As it was solely the power of God that enabled them to speak to such purposes, so it is solely the power of God that enables us to speak at all.
This is the dependent, helpless poverty of our state, which is a great reason for humility. For since we neither are, nor can do any thing of ourselves; to be proud of any thing that we are, or of any thing that we can do, and to ascribe glory to ourselves for these things, has the guilt both of stealing and lying. It has the guilt of stealing, as it gives to ourselves those things which only belong to God. It has the guilt of lying, as it is denying the truth of our state, and pretending to be something that we are not.
[♦]3. The misery of our condition appears in this, that we use these borrowed powers of our nature, to the torment and vexation of ourselves, and our fellow creatures.
[♦] Numbers 1. and 2. omitted in text.
*God has entrusted us with reason, and we use it to the disorder and corruption of our nature. We reason ourselves into all kinds of folly and misery, and make our lives the sport of foolish and extravagant passions: seeking after imaginary happiness in all kinds, creating to ourselves a thousand wants, amusing our hearts with false hopes and fears, using the world worse than irrational animals, envying, vexing, and tormenting one another with restless passions, and unreasonable contentions.
Let any man but look back upon his own life, and see what use he has made of his reason. What foolish passions, what vain thoughts, what needless labours, what extravagant projects, have taken up the greatest part of his life: how foolish he has been in his words and conversation; how seldom he has been able to please himself, and how often he has displeased others; how often he has changed his counsels, hated what he loved, and loved what he hated; how often he has been enraged and transported at trifles, pleased and displeased with the very same things, and constantly changing from one vanity to another.
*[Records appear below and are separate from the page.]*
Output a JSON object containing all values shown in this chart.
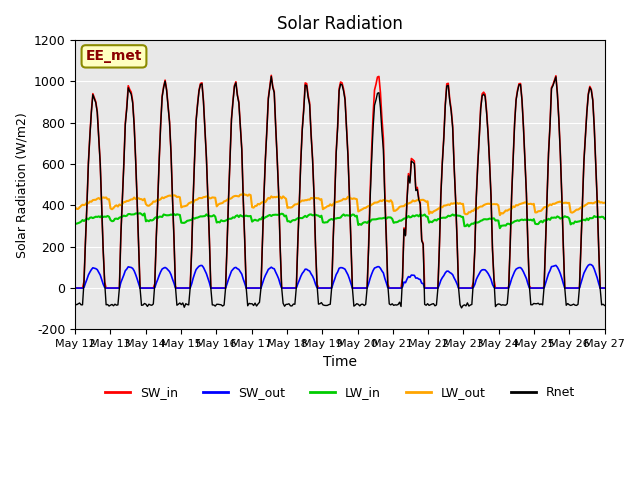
{
  "title": "Solar Radiation",
  "xlabel": "Time",
  "ylabel": "Solar Radiation (W/m2)",
  "ylim": [
    -200,
    1200
  ],
  "yticks": [
    -200,
    0,
    200,
    400,
    600,
    800,
    1000,
    1200
  ],
  "annotation_text": "EE_met",
  "annotation_color": "#8B0000",
  "annotation_bg": "#FFFFC0",
  "bg_color": "#E8E8E8",
  "grid_color": "white",
  "n_days": 15,
  "start_day": 12,
  "end_day": 27,
  "SW_in_peak": 1000,
  "SW_out_peak": 100,
  "LW_in_base": 340,
  "LW_out_base": 400,
  "Rnet_peak": 950,
  "line_colors": {
    "SW_in": "#FF0000",
    "SW_out": "#0000FF",
    "LW_in": "#00CC00",
    "LW_out": "#FFA500",
    "Rnet": "#000000"
  },
  "legend_labels": [
    "SW_in",
    "SW_out",
    "LW_in",
    "LW_out",
    "Rnet"
  ]
}
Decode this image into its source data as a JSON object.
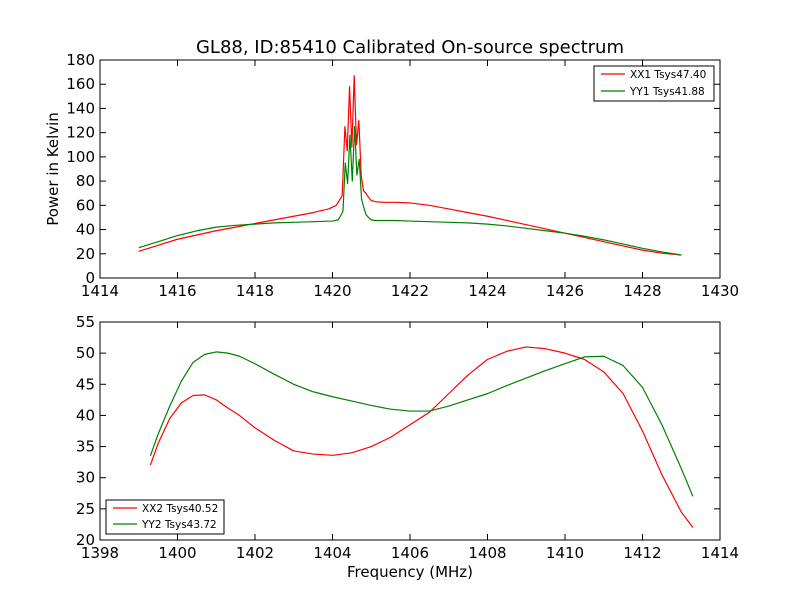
{
  "colors": {
    "series1": "#ff0000",
    "series2": "#008000",
    "axes": "#000000",
    "background": "#ffffff"
  },
  "chart_data": [
    {
      "type": "line",
      "title": "GL88, ID:85410 Calibrated On-source spectrum",
      "xlabel": "",
      "ylabel": "Power in Kelvin",
      "xlim": [
        1414,
        1430
      ],
      "ylim": [
        0,
        180
      ],
      "xticks": [
        "1414",
        "1416",
        "1418",
        "1420",
        "1422",
        "1424",
        "1426",
        "1428",
        "1430"
      ],
      "yticks": [
        "0",
        "20",
        "40",
        "60",
        "80",
        "100",
        "120",
        "140",
        "160",
        "180"
      ],
      "legend_position": "upper right",
      "grid": false,
      "series": [
        {
          "name": "XX1 Tsys47.40",
          "color": "#ff0000",
          "x": [
            1415.0,
            1415.5,
            1416.0,
            1416.5,
            1417.0,
            1417.5,
            1418.0,
            1418.5,
            1419.0,
            1419.5,
            1419.9,
            1420.1,
            1420.25,
            1420.32,
            1420.38,
            1420.44,
            1420.5,
            1420.56,
            1420.62,
            1420.68,
            1420.74,
            1420.8,
            1420.86,
            1420.92,
            1421.0,
            1421.1,
            1421.3,
            1421.6,
            1422.0,
            1422.5,
            1423.0,
            1423.5,
            1424.0,
            1424.5,
            1425.0,
            1425.5,
            1426.0,
            1426.5,
            1427.0,
            1427.5,
            1428.0,
            1428.5,
            1429.0
          ],
          "y": [
            22,
            27,
            32,
            35.5,
            39,
            42,
            45,
            48,
            51,
            54,
            57,
            60,
            68,
            125,
            105,
            158,
            108,
            167,
            110,
            130,
            85,
            72,
            70,
            67,
            64,
            63,
            62.5,
            62.5,
            62,
            60,
            57,
            54,
            51,
            47.5,
            44,
            40.5,
            37,
            33.5,
            30,
            26.5,
            23,
            20.5,
            19
          ]
        },
        {
          "name": "YY1 Tsys41.88",
          "color": "#008000",
          "x": [
            1415.0,
            1415.5,
            1416.0,
            1416.5,
            1417.0,
            1417.5,
            1418.0,
            1418.5,
            1419.0,
            1419.5,
            1420.0,
            1420.15,
            1420.27,
            1420.33,
            1420.39,
            1420.45,
            1420.51,
            1420.57,
            1420.63,
            1420.69,
            1420.75,
            1420.81,
            1420.87,
            1420.93,
            1421.0,
            1421.1,
            1421.3,
            1421.6,
            1422.0,
            1422.5,
            1423.0,
            1423.5,
            1424.0,
            1424.5,
            1425.0,
            1425.5,
            1426.0,
            1426.5,
            1427.0,
            1427.5,
            1428.0,
            1428.5,
            1429.0
          ],
          "y": [
            25,
            30,
            35,
            39,
            42,
            43.5,
            44.5,
            45.5,
            46,
            46.5,
            47,
            48,
            55,
            95,
            78,
            118,
            80,
            125,
            85,
            98,
            65,
            58,
            52,
            50,
            48,
            47.5,
            47.5,
            47.5,
            47,
            46.5,
            46,
            45.5,
            44.5,
            43,
            41,
            39,
            37,
            34.5,
            31.5,
            28,
            24.5,
            21.5,
            19
          ]
        }
      ]
    },
    {
      "type": "line",
      "title": "",
      "xlabel": "Frequency (MHz)",
      "ylabel": "",
      "xlim": [
        1398,
        1414
      ],
      "ylim": [
        20,
        55
      ],
      "xticks": [
        "1398",
        "1400",
        "1402",
        "1404",
        "1406",
        "1408",
        "1410",
        "1412",
        "1414"
      ],
      "yticks": [
        "20",
        "25",
        "30",
        "35",
        "40",
        "45",
        "50",
        "55"
      ],
      "legend_position": "lower left",
      "grid": false,
      "series": [
        {
          "name": "XX2 Tsys40.52",
          "color": "#ff0000",
          "x": [
            1399.3,
            1399.5,
            1399.8,
            1400.1,
            1400.4,
            1400.7,
            1401.0,
            1401.3,
            1401.6,
            1402.0,
            1402.5,
            1403.0,
            1403.5,
            1404.0,
            1404.5,
            1405.0,
            1405.5,
            1406.0,
            1406.5,
            1407.0,
            1407.5,
            1408.0,
            1408.5,
            1409.0,
            1409.5,
            1410.0,
            1410.5,
            1411.0,
            1411.5,
            1412.0,
            1412.5,
            1413.0,
            1413.3
          ],
          "y": [
            32,
            35.5,
            39.5,
            42,
            43.2,
            43.3,
            42.5,
            41.2,
            40,
            38,
            36,
            34.3,
            33.8,
            33.6,
            34,
            35,
            36.5,
            38.5,
            40.5,
            43.5,
            46.5,
            49,
            50.3,
            51,
            50.7,
            50,
            49,
            47,
            43.5,
            37.5,
            30.5,
            24.5,
            22
          ]
        },
        {
          "name": "YY2 Tsys43.72",
          "color": "#008000",
          "x": [
            1399.3,
            1399.5,
            1399.8,
            1400.1,
            1400.4,
            1400.7,
            1401.0,
            1401.3,
            1401.6,
            1402.0,
            1402.5,
            1403.0,
            1403.5,
            1404.0,
            1404.5,
            1405.0,
            1405.5,
            1406.0,
            1406.5,
            1407.0,
            1407.5,
            1408.0,
            1408.5,
            1409.0,
            1409.5,
            1410.0,
            1410.5,
            1411.0,
            1411.5,
            1412.0,
            1412.5,
            1413.0,
            1413.3
          ],
          "y": [
            33.5,
            37,
            41.5,
            45.5,
            48.5,
            49.8,
            50.2,
            50,
            49.5,
            48.3,
            46.6,
            45,
            43.8,
            43,
            42.3,
            41.6,
            41,
            40.7,
            40.7,
            41.5,
            42.5,
            43.5,
            44.8,
            46,
            47.2,
            48.3,
            49.4,
            49.5,
            48,
            44.5,
            38.5,
            31.5,
            27
          ]
        }
      ]
    }
  ]
}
Let a man but take this view of his own life, and he will see cause enough to confess, that pride was not made for man.
*Let him but consider, that if the world knew all that of him, which he knows of himself; if they saw what vanity and passions govern his inside, and what secret tempers sully and corrupt his best actions, he would have no more pretence to be honoured and admired for his goodness and wisdom, than a rotten and distempered body to be loved and admired for its health and comeliness.